转录组分析工具可谓是数不胜数,今天介绍的一个R包-RNASeqR,可以一键解决转录组分析,下面简单介绍其部署及使用。

1)环境需求:

  • R >= 3.5.0
  • 需要安装 HISAT2、STAR 、StringTie和Gffcompare 并且加入系统的环境变量
  • Python: Python2或者Python3

2)安装RNASeqR

if (!requireNamespace("BiocManager", quietly = TRUE))
    install.packages("BiocManager")

BiocManager::install("RNASeqR")
# 安装示例数据
BiocManager::install("RNASeqRData")

3)准备输入数据文件

4)示例


library(RNASeqR)
library(RNASeqRData)

input_files.path <- system.file("extdata/", package = "RNASeqRData")
rnaseq_result.path <- "/tmp/RNASeqR/"
dir.create(rnaseq_result.path, recursive = TRUE)
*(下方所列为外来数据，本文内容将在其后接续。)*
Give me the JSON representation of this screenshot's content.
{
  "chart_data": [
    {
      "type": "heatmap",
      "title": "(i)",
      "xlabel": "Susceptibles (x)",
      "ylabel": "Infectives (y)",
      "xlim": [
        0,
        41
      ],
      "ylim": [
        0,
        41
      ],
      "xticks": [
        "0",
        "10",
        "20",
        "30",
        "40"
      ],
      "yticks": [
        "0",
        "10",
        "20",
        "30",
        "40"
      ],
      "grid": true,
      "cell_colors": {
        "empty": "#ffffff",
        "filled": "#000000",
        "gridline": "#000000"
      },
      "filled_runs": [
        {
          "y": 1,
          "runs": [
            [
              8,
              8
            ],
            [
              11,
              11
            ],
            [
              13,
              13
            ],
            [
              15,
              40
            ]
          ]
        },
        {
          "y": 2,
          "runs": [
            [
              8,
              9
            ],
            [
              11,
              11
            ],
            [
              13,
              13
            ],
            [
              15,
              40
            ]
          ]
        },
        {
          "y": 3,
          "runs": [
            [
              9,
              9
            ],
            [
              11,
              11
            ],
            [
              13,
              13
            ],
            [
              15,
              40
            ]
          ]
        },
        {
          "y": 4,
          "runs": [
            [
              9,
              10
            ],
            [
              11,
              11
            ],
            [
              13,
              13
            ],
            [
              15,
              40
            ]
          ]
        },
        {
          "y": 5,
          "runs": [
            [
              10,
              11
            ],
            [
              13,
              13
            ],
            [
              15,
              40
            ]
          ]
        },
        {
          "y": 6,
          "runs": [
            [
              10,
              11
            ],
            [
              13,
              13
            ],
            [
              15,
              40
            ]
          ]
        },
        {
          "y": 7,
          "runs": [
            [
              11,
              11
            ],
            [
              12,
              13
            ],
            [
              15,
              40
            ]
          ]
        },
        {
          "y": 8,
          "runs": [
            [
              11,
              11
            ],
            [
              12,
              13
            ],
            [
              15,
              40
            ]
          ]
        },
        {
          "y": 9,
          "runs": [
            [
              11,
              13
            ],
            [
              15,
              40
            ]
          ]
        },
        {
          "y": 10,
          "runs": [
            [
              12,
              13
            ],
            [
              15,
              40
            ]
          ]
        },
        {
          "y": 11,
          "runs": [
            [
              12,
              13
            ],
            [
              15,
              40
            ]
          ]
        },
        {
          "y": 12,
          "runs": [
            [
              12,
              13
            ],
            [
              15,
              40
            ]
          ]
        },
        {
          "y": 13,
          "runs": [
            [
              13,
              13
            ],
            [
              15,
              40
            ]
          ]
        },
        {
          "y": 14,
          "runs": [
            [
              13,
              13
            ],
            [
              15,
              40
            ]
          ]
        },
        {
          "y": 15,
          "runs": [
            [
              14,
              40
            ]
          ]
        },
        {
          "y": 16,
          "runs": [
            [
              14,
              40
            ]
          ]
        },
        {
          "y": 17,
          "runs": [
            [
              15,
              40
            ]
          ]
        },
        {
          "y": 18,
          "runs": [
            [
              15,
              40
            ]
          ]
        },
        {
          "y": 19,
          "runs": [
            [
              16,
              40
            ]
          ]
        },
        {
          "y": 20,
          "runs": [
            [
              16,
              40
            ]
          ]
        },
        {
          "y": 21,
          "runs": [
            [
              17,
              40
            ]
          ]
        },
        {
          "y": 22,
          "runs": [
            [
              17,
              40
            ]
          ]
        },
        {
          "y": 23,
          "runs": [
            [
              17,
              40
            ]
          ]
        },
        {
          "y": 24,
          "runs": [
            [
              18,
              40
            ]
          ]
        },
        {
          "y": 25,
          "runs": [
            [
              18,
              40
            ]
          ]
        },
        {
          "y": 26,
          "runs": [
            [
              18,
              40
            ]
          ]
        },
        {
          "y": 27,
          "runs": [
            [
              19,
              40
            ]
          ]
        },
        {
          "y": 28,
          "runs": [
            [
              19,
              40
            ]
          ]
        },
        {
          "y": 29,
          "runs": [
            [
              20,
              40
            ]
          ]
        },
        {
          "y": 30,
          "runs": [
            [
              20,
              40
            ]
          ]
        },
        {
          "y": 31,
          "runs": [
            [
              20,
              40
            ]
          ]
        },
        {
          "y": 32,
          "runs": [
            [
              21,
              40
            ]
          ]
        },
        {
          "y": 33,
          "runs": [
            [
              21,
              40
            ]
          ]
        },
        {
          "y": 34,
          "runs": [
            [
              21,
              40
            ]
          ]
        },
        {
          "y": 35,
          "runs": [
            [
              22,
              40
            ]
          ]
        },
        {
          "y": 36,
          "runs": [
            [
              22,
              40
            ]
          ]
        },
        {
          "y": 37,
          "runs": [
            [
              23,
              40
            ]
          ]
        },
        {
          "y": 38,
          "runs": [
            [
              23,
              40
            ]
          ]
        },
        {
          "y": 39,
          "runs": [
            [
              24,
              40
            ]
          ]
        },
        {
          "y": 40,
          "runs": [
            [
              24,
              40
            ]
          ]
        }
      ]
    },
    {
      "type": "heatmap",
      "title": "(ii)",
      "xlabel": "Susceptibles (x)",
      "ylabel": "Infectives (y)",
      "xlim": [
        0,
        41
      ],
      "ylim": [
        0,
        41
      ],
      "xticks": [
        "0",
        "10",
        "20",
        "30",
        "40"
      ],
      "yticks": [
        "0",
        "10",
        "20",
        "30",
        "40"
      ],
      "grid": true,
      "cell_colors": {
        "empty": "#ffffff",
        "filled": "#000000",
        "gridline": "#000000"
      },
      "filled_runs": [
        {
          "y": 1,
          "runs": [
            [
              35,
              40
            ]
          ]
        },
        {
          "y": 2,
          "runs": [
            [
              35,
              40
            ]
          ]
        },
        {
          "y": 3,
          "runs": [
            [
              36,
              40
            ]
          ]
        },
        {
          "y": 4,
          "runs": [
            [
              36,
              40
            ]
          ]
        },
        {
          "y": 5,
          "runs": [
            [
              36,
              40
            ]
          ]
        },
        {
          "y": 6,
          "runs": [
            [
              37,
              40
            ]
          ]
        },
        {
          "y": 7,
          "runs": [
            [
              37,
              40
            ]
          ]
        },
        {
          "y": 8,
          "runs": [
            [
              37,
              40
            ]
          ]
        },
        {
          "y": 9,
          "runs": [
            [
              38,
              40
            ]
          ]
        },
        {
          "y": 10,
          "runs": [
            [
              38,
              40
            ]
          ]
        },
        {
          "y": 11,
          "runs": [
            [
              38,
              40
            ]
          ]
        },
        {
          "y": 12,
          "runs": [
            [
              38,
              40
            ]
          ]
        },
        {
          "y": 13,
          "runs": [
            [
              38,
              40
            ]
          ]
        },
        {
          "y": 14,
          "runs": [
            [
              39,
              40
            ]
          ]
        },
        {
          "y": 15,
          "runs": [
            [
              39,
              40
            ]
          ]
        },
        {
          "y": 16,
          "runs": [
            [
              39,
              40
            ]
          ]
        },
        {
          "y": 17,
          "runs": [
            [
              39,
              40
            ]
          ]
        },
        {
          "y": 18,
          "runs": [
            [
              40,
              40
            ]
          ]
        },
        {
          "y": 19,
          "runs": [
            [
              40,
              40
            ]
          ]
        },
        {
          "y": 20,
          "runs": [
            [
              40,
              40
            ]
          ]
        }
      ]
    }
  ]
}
对于单端测序数据( “SE” ,single-end):


exp <- RNASeqRParam(path.prefix = rnaseq_result.path, 
                    input.path.prefix = input_files.path, 
                    genome.name = "Saccharomyces_cerevisiae_XV_Ensembl", 
                    sample.pattern = "SRR[0-9]*_XV",
                    independent.variable = "state", 
                    case.group = "60mins_ID20_amphotericin_B", 
                    control.group = "60mins_ID20_control",
                    fastq.gz.type = "SE")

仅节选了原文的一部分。